I feel like I'm reasonably good at picking at a game on the gameplay level, as per what works and does not and why and surface videogame essayist stuff like ludonarrative dissonance (or the rare examples of ludonarrative harmony).
I may offer you my finest insight into video games such as "Lara Croft has some sort of father complex going on" and "Shadow of Chernobyl is unintentionally about life in the collapse of the soviet union" which even by my own admission feels shallow and trite. You watch someone like Jacob Geller or Noah Caldwell-Gervais and they have fascinating things to say even on games you wouldn't expect it, like NCG on Quake.

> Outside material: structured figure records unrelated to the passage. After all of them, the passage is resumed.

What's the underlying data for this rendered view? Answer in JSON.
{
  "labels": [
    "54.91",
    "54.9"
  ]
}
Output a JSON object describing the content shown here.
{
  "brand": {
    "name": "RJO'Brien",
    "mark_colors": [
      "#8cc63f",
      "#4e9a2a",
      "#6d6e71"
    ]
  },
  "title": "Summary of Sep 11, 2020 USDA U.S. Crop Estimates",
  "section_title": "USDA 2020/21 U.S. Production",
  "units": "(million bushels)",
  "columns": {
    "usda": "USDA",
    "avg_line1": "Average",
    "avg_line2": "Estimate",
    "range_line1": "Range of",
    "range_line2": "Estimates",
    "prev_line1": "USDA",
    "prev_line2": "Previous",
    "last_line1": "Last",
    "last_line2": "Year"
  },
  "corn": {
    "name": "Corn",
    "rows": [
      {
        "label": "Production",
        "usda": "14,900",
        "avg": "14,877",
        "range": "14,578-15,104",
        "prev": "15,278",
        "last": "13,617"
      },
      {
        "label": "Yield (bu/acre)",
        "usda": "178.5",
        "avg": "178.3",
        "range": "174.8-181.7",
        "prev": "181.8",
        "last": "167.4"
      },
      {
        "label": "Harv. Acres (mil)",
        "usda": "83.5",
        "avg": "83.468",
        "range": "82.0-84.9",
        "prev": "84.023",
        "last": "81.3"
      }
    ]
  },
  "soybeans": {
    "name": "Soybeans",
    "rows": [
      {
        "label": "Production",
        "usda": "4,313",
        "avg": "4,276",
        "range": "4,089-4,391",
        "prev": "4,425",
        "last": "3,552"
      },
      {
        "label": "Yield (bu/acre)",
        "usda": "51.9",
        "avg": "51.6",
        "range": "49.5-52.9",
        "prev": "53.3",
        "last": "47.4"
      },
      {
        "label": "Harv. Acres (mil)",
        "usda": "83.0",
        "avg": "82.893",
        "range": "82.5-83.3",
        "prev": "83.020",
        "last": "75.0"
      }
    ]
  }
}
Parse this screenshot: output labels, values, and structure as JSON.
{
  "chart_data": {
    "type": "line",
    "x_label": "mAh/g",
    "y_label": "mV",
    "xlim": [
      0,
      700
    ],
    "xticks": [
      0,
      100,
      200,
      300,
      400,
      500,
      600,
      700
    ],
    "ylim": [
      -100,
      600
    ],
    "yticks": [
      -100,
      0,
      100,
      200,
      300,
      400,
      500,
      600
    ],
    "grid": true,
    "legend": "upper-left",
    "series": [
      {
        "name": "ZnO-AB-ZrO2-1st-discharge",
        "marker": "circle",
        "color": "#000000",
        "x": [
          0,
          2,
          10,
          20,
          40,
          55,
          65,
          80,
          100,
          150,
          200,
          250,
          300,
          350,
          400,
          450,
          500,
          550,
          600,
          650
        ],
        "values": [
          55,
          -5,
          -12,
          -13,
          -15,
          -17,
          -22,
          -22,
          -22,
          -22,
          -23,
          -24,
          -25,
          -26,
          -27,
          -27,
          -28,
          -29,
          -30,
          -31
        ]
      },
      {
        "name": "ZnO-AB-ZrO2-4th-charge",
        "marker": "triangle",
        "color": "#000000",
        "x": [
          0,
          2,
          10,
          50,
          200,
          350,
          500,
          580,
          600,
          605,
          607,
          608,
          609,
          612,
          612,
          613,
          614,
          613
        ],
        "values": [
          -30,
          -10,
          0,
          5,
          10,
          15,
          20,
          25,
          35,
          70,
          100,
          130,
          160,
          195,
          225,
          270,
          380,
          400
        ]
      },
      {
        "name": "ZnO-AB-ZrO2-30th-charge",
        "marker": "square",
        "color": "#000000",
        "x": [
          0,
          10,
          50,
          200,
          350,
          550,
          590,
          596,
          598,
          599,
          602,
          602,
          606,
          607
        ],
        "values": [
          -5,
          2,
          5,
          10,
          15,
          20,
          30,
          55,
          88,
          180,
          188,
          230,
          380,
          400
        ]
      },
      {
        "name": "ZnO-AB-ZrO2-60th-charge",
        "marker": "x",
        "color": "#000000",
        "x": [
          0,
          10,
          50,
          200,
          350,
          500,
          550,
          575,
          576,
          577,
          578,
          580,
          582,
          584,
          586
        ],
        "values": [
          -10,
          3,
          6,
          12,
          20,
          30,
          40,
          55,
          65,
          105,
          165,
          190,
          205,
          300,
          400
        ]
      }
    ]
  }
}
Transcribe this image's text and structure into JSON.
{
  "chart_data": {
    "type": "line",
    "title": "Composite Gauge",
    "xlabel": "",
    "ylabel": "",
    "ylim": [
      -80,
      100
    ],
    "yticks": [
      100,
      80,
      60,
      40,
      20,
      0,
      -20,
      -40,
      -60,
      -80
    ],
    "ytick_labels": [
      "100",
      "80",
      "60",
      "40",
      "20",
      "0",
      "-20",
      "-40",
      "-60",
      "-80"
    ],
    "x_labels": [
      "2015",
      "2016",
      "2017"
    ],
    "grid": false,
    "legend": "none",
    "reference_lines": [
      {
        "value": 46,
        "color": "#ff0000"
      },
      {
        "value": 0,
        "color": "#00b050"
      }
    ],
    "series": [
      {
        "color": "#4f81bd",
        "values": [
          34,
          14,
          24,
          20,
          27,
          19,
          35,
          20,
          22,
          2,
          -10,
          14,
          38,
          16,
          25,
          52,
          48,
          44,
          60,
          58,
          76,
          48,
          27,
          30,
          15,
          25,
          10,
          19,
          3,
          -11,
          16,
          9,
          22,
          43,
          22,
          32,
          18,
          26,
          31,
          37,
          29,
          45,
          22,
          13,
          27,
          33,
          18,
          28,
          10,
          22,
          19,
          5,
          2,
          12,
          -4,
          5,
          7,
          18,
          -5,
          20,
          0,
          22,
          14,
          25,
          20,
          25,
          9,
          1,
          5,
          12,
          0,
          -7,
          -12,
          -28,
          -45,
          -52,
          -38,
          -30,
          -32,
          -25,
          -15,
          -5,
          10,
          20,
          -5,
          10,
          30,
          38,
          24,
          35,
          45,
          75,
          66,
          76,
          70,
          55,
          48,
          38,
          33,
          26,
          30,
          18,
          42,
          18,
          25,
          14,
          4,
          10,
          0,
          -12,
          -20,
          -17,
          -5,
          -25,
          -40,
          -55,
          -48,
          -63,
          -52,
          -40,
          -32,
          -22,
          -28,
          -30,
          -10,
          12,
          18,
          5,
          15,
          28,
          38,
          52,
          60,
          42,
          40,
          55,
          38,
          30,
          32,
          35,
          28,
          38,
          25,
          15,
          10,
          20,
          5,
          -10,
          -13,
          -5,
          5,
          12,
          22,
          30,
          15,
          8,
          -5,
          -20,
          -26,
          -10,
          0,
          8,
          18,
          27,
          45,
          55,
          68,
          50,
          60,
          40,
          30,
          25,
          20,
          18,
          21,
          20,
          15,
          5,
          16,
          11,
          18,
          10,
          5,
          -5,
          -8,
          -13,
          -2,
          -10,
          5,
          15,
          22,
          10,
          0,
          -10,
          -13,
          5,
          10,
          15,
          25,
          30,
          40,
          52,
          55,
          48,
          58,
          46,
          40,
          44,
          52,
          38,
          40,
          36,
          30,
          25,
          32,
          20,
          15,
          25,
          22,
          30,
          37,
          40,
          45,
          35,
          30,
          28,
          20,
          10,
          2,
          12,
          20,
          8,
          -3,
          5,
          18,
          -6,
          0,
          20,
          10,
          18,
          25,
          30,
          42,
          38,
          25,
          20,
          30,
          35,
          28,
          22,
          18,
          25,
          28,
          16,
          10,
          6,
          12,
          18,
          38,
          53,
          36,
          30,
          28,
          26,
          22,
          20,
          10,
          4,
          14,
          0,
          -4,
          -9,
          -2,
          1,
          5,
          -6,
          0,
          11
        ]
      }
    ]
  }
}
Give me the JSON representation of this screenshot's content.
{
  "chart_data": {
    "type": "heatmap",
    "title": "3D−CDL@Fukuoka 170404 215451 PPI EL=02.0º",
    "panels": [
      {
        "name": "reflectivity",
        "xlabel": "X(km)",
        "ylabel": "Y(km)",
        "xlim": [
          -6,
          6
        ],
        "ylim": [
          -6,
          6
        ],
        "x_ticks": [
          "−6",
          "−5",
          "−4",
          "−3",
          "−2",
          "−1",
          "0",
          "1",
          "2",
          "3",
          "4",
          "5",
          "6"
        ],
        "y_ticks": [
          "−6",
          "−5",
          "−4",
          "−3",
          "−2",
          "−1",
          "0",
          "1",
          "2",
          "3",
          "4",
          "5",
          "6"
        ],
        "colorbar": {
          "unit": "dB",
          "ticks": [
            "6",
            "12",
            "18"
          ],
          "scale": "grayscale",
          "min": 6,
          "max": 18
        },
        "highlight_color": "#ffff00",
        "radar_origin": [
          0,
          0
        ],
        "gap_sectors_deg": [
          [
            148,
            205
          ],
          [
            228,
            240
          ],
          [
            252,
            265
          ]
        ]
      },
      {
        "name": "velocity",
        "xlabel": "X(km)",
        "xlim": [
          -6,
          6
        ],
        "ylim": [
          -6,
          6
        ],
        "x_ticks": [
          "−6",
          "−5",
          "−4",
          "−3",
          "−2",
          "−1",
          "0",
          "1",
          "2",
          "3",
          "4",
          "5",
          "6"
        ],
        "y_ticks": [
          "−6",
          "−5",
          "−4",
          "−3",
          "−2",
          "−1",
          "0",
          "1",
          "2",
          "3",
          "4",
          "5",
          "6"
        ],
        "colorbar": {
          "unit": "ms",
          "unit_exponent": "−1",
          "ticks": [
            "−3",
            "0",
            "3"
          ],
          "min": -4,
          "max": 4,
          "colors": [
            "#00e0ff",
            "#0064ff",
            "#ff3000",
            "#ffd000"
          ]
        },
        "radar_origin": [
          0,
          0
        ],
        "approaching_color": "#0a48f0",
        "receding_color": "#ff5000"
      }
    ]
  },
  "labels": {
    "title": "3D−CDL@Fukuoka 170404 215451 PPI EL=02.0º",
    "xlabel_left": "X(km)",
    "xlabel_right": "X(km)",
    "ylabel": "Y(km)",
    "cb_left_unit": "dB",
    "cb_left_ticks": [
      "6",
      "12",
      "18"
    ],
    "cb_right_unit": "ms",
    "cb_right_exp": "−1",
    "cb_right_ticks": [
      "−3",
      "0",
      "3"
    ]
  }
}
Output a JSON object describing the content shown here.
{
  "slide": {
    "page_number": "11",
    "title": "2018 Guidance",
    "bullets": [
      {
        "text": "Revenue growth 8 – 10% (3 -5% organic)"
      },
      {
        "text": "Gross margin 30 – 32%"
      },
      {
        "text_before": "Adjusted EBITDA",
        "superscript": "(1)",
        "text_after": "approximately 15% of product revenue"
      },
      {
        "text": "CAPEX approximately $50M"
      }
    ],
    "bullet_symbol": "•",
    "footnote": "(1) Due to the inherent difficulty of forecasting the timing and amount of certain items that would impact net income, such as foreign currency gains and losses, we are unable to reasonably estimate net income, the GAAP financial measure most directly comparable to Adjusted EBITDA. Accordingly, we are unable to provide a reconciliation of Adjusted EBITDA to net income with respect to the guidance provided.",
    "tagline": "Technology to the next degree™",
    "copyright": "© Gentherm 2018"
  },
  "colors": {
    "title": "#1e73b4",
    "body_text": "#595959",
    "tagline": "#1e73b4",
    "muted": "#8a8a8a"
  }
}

How do I become that knowledgeable? Interesting? Analytical? about video games?
Not to cheapen any other post here (because I think they're genuinely good) but don't forget there's nothing wrong with those two examples you gave. You don't have to get deeper with it.
You could make an interesting videogame essay about the aesthetics of collapse on shadows of Chernobyl and how that's based on the Soviet collapse. That's insightful! You're trying to take this expression of a concept and dig into why they used it, their reference points, why they thought it was important to make etc. That's already interesting!
That /is/ being analytical and knowledgeable. Not just with games but with any art. If that's something about the game you think is interesting or resonated with you: dig into it. Might end up being a shallow hole, sure, but not everything worth the time is buried deeply.